Cumhur İttifakı ortağı MHP’de AYM-Yargıtay krizine dair birinci açıklama ise Genel Lider Yardımcısı Feti Yıldız’dan geldi. Yargıtay kararının gerçek olduğuna dair görüşünü paylaşan Yıldız, “AYM kararları gücünü, bir öbür türel merciinin kontrolünden geçmeyecek olmasından, herkesi bağlayıcı olmasından değil, ehil ve dengeli türel münasebetlerden almalıdır. Hukuk kuralı uygulayıcının elinde değişmemelidir. Yargıçlar ne diyorlarsa anayasa odur denebilir mi?” dedi.

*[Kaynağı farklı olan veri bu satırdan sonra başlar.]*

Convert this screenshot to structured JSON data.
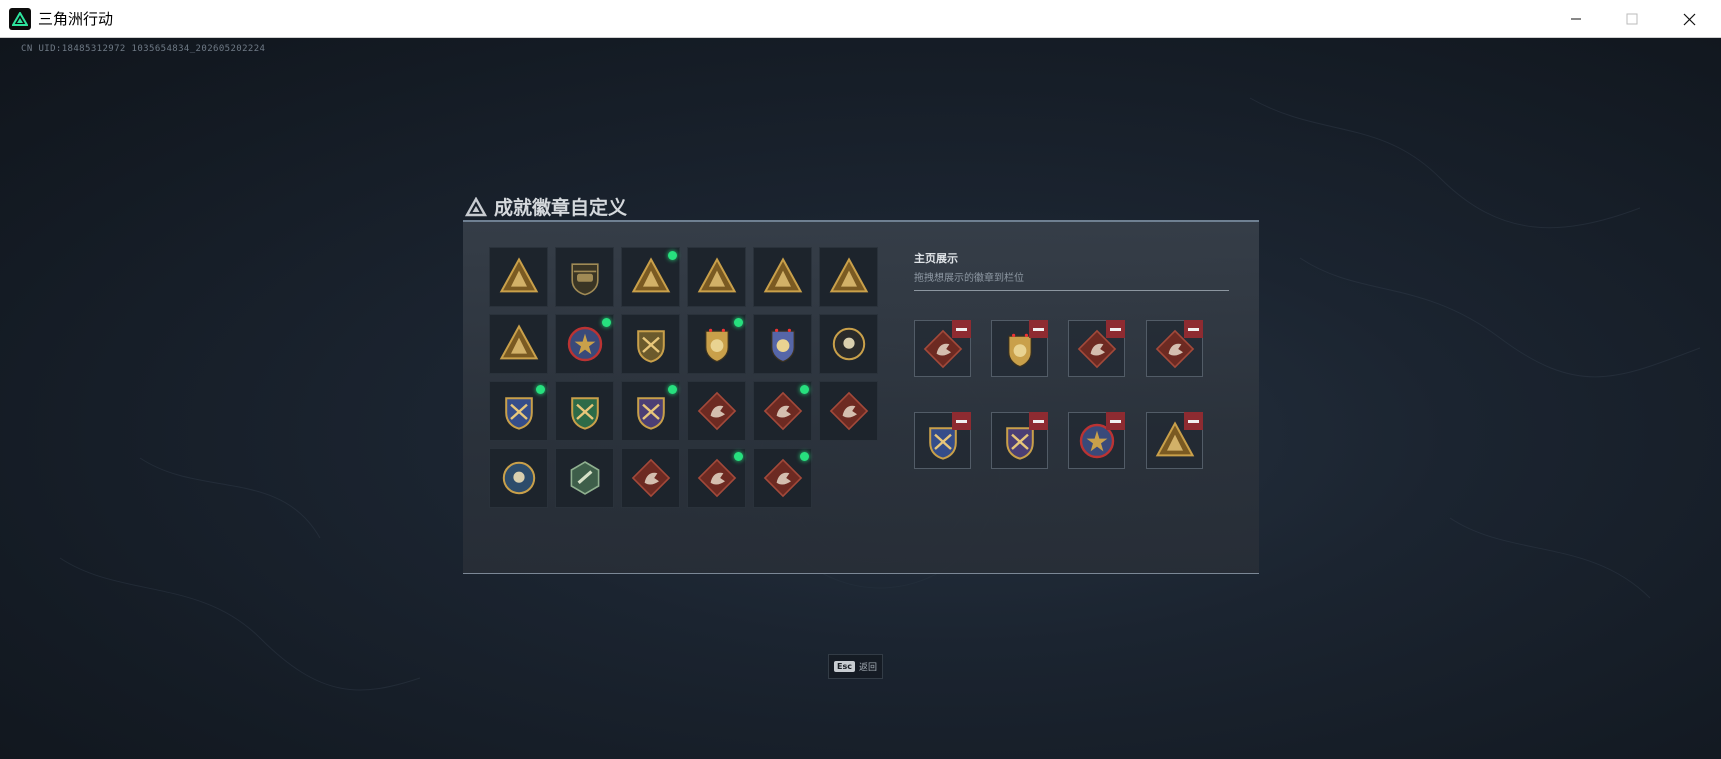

Yıldız da açıklamasında Yargıtay kararında geçen “yargısal aktivizm” sözünü kullanarak “Yargısal aktivizm, bazen yasama organının etkisizleşmesine, bazen yasama kararlarının iptaline, bazen yargının yasama organının yerine geçmesi olarak karşımıza çıkar. Anayasa Mahkemesi kararlarına karşı denetim düzeneğinin bulunmaması kıymetli bir eksikliktir” değerlendirmesi yaptı.

DW Türkçe’ye bilgi veren üst seviye bir MHP kurmayı da “Anayasa Mahkemesi’nin çok tartışılan yapısının tekrar değerlendirilme ve ele alınmasının vakti artık gelmiştir” yorumu yaptı. MHP’nin daha evvel hazırladığı ve Erdoğan’a sunulan Anayasa taslağında da AYM ile ilgili unsurlar olduğunu hatırlatan kurmay, AYM’nin yapısının problemli olduğunu savundu.

Erdoğan’ın krize ait açıklaması

Cumhurbaşkanı Erdoğan’dan ise krize ait şimdi bir açıklama gelmedi. Resmi temaslar için Özbekistan’da olan Cumhurbaşkanı Erdoğan’ın bu seyahatten dönüşte uçakta gazetecilerin soruları üzerine bu krize ait kıymetlendirme yapması bekleniyor. Erdoğan’ın yapacağı açıklamada, bu krizi değerlendirmesinin yanı sıra “sorunların ana kaynağı olarak gördüğü” mevcut anayasanın değiştirilmesine dair davetini tekrarlaması bekleniyor.

Öte yandan AKP içerisinde birinci anda yapılan toplumsal medyada yorumların ötesinde daha ileri bir yorum yapılmaması gerektiğinin konuşulduğu belirtiliyor.

Ne olmuştu?

AYM, Seyahat Parkı davasında yargılanan ve mahkum olduktan sonra 14 Mayıs’ta yapılan genel seçimde Hatay’dan milletvekili seçilen Can Atalay hakkında hak ihlali kararı vermiş ve Atalay’ın tahliye edilmesini istemişti. AYM’nin bu kararı yolladığı İstanbul 13. Ceza Mahkemesi, evrakta karar verme yetkisinin Yargıtay’da olduğunu belirterek belgeyi Yargıtay 3. Ceza Dairesi’ne göndermişti. 3. Ceza Dairesi de 8 Kasım’da Can Atalay’ın mahkumiyet kararını onayan bir evvelki kararın hakikat olduğunu belirterek AYM’nin ihlal kararına uymayı reddetmişti.

DW Türkçe’ye VPN ile nasıl erişebilirim?